EKBIS.CO, JAKARTA--Dibentuknya lembaga Otoritas Jasa Keuangan (OJK) yang diamanatkan undang-undang pada akhir tahun ini akan menjadi beban perbankan, kata pengamat perbankan Ryan Kiryanto di Jakarta, Minggu.
Otoritas Jasa Keuangan (OJK) ini, menurut dia, bakal membebani perbankan karena institusi ini akan menarik biaya-biaya dari perbankan dan lembaga keuangan nonbank yang menjadi objek pengawasannya.
Beban akibat biaya itu muncul, lanjut dia, karena selama ini Bank Indonesia dalam melakukan pengawasan terhadap perbankan tidak menarik biaya atau iuran sepeser pun.

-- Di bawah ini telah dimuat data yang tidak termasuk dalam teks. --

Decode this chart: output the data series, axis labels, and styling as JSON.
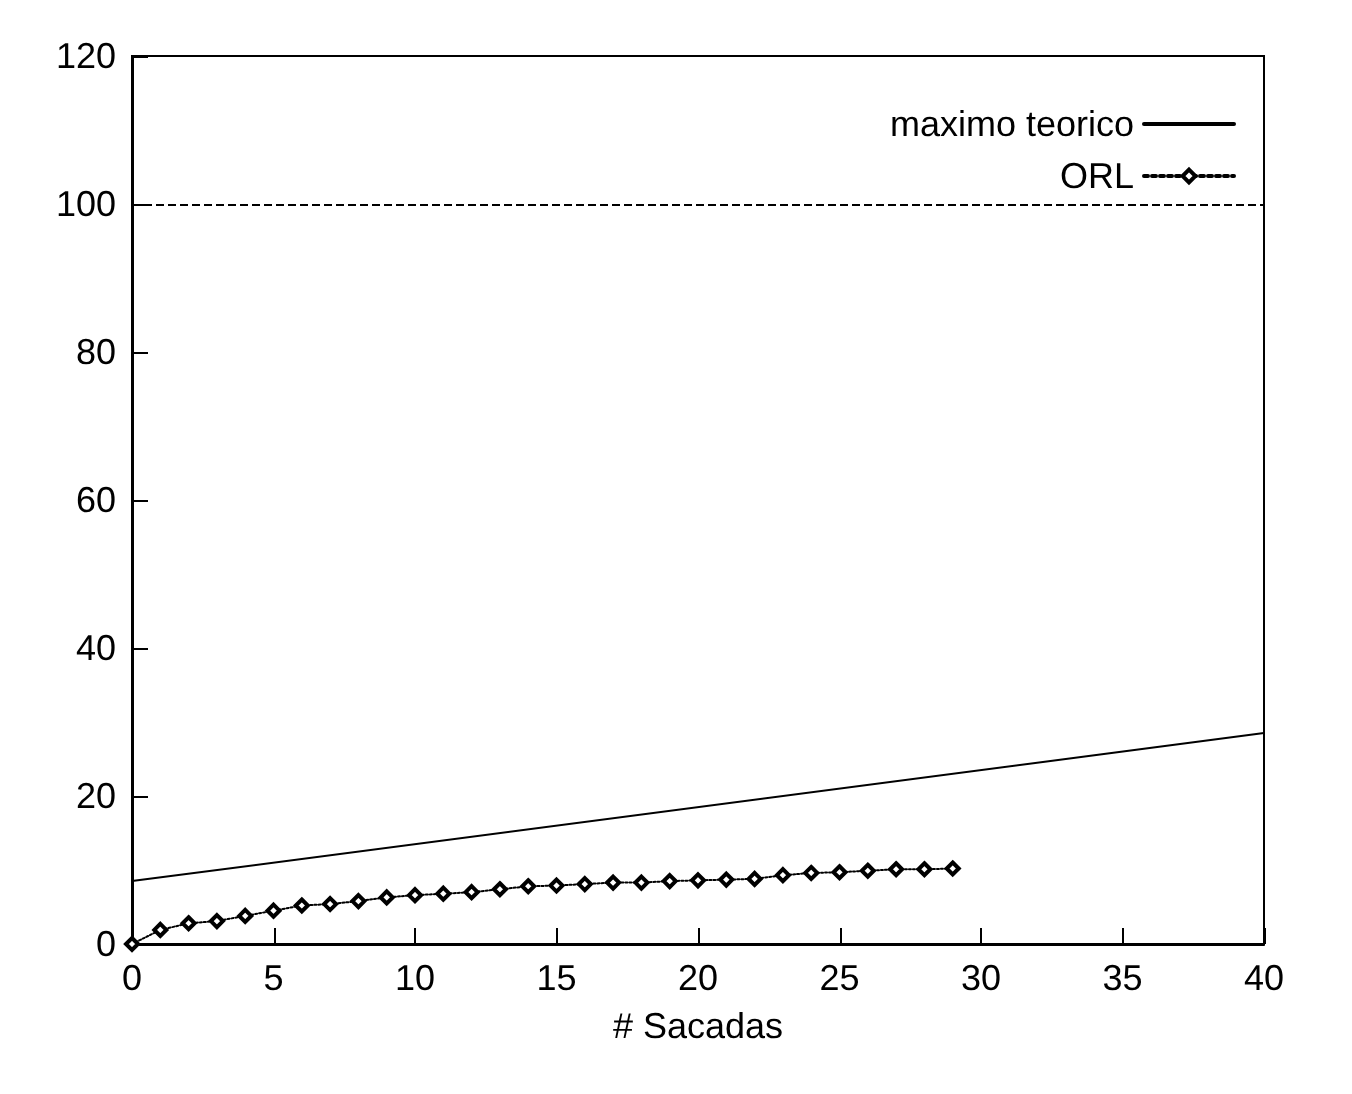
{
  "chart_data": {
    "type": "line",
    "xlabel": "# Sacadas",
    "xlim": [
      0,
      40
    ],
    "xticks": [
      0,
      5,
      10,
      15,
      20,
      25,
      30,
      35,
      40
    ],
    "ylim": [
      0,
      120
    ],
    "yticks": [
      0,
      20,
      40,
      60,
      80,
      100,
      120
    ],
    "grid": false,
    "legend": "top right",
    "ref_lines": [
      {
        "axis": "y",
        "value": 100,
        "line_style": "dashed",
        "color": "#000000"
      }
    ],
    "series": [
      {
        "name": "maximo teorico",
        "color": "#000000",
        "marker": "none",
        "line_style": "solid",
        "x": [
          0,
          40
        ],
        "values": [
          8.5,
          28.5
        ]
      },
      {
        "name": "ORL",
        "color": "#000000",
        "marker": "diamond",
        "line_style": "dotted",
        "x": [
          0,
          1,
          2,
          3,
          4,
          5,
          6,
          7,
          8,
          9,
          10,
          11,
          12,
          13,
          14,
          15,
          16,
          17,
          18,
          19,
          20,
          21,
          22,
          23,
          24,
          25,
          26,
          27,
          28,
          29
        ],
        "values": [
          0,
          1.9,
          2.8,
          3.1,
          3.8,
          4.5,
          5.2,
          5.4,
          5.8,
          6.3,
          6.6,
          6.8,
          7.0,
          7.4,
          7.8,
          7.9,
          8.1,
          8.3,
          8.3,
          8.5,
          8.6,
          8.7,
          8.8,
          9.3,
          9.6,
          9.7,
          9.9,
          10.1,
          10.1,
          10.2
        ]
      }
    ]
  }
}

"Jelas itu akan menambah beban bagi bank karena selama ini tidak ada pungutan untuk pengawasan oleh BI. Biaya ini akan menambah `over head cost` perbankan yang bisa memengaruhi naiknya suku bunga kredit," kata ekonom dari BNI itu.

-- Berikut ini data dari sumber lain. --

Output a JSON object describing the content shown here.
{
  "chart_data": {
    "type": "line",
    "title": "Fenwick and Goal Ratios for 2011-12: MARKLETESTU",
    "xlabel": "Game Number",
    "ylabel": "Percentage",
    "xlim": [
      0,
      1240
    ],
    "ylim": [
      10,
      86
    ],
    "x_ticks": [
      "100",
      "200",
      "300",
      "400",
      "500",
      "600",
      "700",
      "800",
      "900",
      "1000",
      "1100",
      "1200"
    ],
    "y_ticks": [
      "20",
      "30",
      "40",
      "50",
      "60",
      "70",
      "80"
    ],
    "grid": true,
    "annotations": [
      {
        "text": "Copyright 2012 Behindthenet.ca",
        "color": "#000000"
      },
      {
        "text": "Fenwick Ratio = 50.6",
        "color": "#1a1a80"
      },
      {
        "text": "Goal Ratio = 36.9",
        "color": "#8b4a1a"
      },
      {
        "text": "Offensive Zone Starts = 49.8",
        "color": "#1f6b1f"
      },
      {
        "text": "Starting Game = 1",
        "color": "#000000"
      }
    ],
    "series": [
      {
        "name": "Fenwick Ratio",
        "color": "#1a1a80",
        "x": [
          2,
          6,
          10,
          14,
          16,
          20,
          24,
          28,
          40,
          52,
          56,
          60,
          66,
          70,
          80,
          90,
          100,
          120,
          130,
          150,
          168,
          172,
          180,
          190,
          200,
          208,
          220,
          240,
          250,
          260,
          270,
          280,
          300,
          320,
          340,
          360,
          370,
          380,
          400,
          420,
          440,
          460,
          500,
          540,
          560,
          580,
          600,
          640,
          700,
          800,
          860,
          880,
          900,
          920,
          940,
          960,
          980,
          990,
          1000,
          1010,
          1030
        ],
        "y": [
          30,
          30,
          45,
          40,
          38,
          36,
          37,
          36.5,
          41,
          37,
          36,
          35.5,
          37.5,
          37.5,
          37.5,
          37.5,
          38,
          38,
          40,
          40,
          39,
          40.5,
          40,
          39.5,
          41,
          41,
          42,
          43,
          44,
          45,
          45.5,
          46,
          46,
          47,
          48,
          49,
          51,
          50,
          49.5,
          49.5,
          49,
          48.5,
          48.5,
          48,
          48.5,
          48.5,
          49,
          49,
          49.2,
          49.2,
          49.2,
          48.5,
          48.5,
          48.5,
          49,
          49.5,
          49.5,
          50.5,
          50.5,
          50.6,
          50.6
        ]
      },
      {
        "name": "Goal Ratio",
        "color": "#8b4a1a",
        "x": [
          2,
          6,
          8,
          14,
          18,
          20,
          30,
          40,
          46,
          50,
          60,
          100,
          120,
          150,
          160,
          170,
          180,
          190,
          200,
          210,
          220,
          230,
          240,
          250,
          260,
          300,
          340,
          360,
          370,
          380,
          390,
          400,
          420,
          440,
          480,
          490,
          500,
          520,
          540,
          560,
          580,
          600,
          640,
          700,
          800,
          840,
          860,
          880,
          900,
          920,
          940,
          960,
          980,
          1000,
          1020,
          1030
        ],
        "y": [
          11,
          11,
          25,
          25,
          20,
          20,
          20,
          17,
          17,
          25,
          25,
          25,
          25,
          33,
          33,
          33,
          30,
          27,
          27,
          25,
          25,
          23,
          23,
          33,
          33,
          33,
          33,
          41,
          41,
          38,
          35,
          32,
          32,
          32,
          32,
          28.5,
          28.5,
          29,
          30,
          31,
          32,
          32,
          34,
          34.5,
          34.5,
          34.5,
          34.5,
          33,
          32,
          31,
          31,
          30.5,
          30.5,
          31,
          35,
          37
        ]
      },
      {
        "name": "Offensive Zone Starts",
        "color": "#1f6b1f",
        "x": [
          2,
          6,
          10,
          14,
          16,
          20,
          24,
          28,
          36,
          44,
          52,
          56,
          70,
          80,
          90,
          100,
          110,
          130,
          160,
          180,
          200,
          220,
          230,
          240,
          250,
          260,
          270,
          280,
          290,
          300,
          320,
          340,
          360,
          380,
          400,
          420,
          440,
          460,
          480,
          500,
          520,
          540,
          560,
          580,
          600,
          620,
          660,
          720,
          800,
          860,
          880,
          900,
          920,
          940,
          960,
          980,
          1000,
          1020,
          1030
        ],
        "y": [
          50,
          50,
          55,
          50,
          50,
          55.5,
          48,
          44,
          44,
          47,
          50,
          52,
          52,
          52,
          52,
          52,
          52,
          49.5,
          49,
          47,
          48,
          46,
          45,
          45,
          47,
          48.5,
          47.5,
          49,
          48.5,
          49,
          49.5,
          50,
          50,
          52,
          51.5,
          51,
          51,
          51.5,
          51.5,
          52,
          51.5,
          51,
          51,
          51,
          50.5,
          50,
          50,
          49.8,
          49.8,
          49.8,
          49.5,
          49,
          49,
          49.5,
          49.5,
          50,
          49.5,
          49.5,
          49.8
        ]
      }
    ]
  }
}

Dalam naskah RUU OJK yang sudah sampai di DPR, pada Pasal 30 disebutkan bahwa OJK dalam rangka membiayai kegiatannya menetapkan dan memungut biaya yang wajib dibayar oleh industri jasa keuangan sesuai dengan ketentuan peraturan perundang-undangan.
Sementara dalam penjelasan pasal tersebut dikatakan jenis biaya yang dapat ditetapkan, antara lain berupa biaya terhadap perizinan, pendaftaran, pengesahan, pengawasan, pemeriksaan, penelitian, dan transaksi perdagangan efek. Biaya tersebut ditagih secara bulanan, tahunan, atau sewaktu-waktu sesuai karakteristik biaya yang dimaksud.
Ryan menilai jika setiap kegiatan industri keuangan harus dikenai biaya tentu akan sangat memberatkan pelaku industri karena selama ini setiap kegiatan seperti di perbankan hanya wajib melaporkannya saja ke BI tanpa harus dikenai biaya.
"Kalau semua kegiatan seperti perizinan, pendaftaran, dan lain-lain yang jumlahnya sangat banyak di perbankan dikenai biaya, tentu bebannya berat, apalagi bagi bank-bank kecil," kata Ryan.
Selain itu, dengan biaya yang dibayarkan industri yang diawasi, Ryan menilai independensi OJK sangat gampang goyah karena mereka hidup dari biaya yang ditarik industri keuangan.
"Selama ini kan pengawasan oleh BI tidak menimbulkan masalah bagi perbankan, kenapa tidak tetap di BI saja untuk pengawasan perbankannya," katanya.
Ryan berpendapat sebaiknya rencana pendirian OJK kembali dipikir matang-matang oleh pemerintah agar tidak menimbulkan komplikasi-komplikasi yang berdampak pada munculnya ketidakpastian di sektor keuangan, terutama perbankan yang menguasai 80 persen sektor keuangan Indonesia.
"Kalau OJK lebih banyak `mudharat`-nya kenapa harus dipaksakan? Undang-undang yang mengamanati pendirian OJK kan bukan kitab suci yang tidak bisa diubah. Jadi batas waktu pendirian OJK 31 Desember 2010 bisa saja diamandemen dengan mempertimbangkan kepentingan nasional," katanya.
Selain itu, Ryan juga menyarankan agar DPR dalam pembahasan RUU OJK ini mendengar masukan dari pemangku kepentingan, seperti Bank Indonesia dan perbankan, serta tidak memaksakan pendirian OJK jika ternyata memberatkan industri keuangan dan mempersulit kegiatan moneter yang dilakukan BI.
"Desain OJK belum sempurna. Semua pemangku kepentingan di industri keuangan serta pihak terkait seperti BI harus setuju dulu baru OJK dijalankan, dan itu mungkin tidak segera," katanya.